Machine Perception Research | ECE | Virginia Tech

Research Areas

Teaching machines to 'see' in a more human way Machine Perception gives a machine the ability to explain, in a human manner, why it is making its decisions, to warn when it is about to fail, and to provide an understandable characterization of its failures. Computer Vision builds machines that can see the world like humans do, and involves designing algorithms that can answer questions about a photograph or a video.

Current Research

Teaching Computers about Facial Expressions

ECE researchers are working with colleagues in Psychology to create a database of human facial expressions that will be of interest to a broad research community. The database was obtained using a Kinect sensor, which provides standard 2-D images as well as 3-D representations. The fully annotated dataset includes seven expressions (happiness, sadness, surprise, disgust, fear, anger, and neutral) for 32 subjects (males and females) ages 10 to 30, and with a variety of skin tones. The dataset has been instrumental in the creation of a preliminary system that automatically recognizes human facial expressions using both 2-D and 3-D data.

Visual Question Answering

Given an image and a free-form natural-language question about the image (e.g., "What kind of store is this?" or "Is it safe to cross the street?"), the machine's task is to automatically produce a concise, accurate, free-form, natural language answer ("bakery", "Yes"). An ECE team is investigating Visual Question Answering (VQA), which has applications with high societal impact that involve humans working in collaboration with machines to elicit and extract situationally relevant information from visual data. This research could improve the way visually impaired users live their daily lives, and revolutionize how society at large interacts with visual data.
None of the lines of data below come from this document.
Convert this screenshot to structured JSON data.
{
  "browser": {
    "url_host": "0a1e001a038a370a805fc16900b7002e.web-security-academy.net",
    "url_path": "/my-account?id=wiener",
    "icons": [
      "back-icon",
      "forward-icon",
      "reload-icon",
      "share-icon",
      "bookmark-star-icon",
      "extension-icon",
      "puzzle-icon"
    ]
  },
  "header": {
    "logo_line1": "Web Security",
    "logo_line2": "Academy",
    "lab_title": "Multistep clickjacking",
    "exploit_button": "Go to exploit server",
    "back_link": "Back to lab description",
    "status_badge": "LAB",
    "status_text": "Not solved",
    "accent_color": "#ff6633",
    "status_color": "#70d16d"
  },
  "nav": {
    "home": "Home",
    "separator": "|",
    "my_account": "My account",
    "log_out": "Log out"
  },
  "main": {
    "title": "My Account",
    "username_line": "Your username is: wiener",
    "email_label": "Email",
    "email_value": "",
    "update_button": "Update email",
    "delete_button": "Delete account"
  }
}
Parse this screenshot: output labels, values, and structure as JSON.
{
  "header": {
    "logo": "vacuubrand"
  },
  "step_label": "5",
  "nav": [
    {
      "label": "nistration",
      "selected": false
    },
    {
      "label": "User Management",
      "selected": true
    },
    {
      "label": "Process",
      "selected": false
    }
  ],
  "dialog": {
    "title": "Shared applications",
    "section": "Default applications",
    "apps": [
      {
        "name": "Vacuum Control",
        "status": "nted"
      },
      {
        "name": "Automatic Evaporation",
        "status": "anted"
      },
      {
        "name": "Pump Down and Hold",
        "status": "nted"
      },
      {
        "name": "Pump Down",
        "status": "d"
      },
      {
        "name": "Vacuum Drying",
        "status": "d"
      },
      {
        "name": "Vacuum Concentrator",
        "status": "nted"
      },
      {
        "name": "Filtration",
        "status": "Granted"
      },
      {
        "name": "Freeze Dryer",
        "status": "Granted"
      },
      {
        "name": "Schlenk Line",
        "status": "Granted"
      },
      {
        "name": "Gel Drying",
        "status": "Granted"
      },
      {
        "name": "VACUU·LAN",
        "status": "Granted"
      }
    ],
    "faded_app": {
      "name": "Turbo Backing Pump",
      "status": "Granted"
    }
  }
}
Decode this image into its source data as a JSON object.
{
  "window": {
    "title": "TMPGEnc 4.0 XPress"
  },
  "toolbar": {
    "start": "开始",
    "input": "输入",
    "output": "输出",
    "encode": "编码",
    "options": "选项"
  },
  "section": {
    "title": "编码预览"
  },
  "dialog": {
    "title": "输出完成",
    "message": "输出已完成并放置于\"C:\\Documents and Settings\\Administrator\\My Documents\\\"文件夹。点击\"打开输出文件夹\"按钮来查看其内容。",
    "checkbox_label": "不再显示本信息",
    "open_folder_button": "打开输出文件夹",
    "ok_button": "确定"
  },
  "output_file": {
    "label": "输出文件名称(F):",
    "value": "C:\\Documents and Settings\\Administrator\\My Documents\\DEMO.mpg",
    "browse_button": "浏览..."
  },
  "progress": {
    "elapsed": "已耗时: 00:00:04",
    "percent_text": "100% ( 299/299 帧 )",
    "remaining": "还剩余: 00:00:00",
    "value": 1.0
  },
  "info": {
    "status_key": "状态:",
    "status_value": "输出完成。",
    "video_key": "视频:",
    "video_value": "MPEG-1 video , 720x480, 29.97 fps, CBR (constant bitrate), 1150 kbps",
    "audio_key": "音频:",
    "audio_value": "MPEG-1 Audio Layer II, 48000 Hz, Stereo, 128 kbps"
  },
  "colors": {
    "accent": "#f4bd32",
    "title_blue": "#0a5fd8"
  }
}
Our main thesis is that VQA represents not a single, narrowly defined problem (e.g., image classification) but a rich spectrum of semantic scene-understanding problems and associated research directions. Each question in VQA may lie at a different point on this spectrum--from questions that directly map to existing well-studied computer-vision problems ("What is this room called?" = indoor scene recognition) all the way to questions that require an integrated approach of language (semantics), vision (scene), and reasoning (understanding) over a knowledge base ("Does the pizza in the back row next to the Coke seem vegetarian?").

We explore approaches that map to a sequence of waypoints along this spectrum including (i) pure computer vision; (ii) integrating vision + language; (iii) integrating vision + language + knowledge bases. We are also exploring approaches to (a) make these models interpretable; (b) train the machine to be curious and actively ask questions to learn; (c) use VQA as a new modality to learn more about the visual world than what existing annotation modalities allow; and (d) train the machine to know what it knows and what it does not.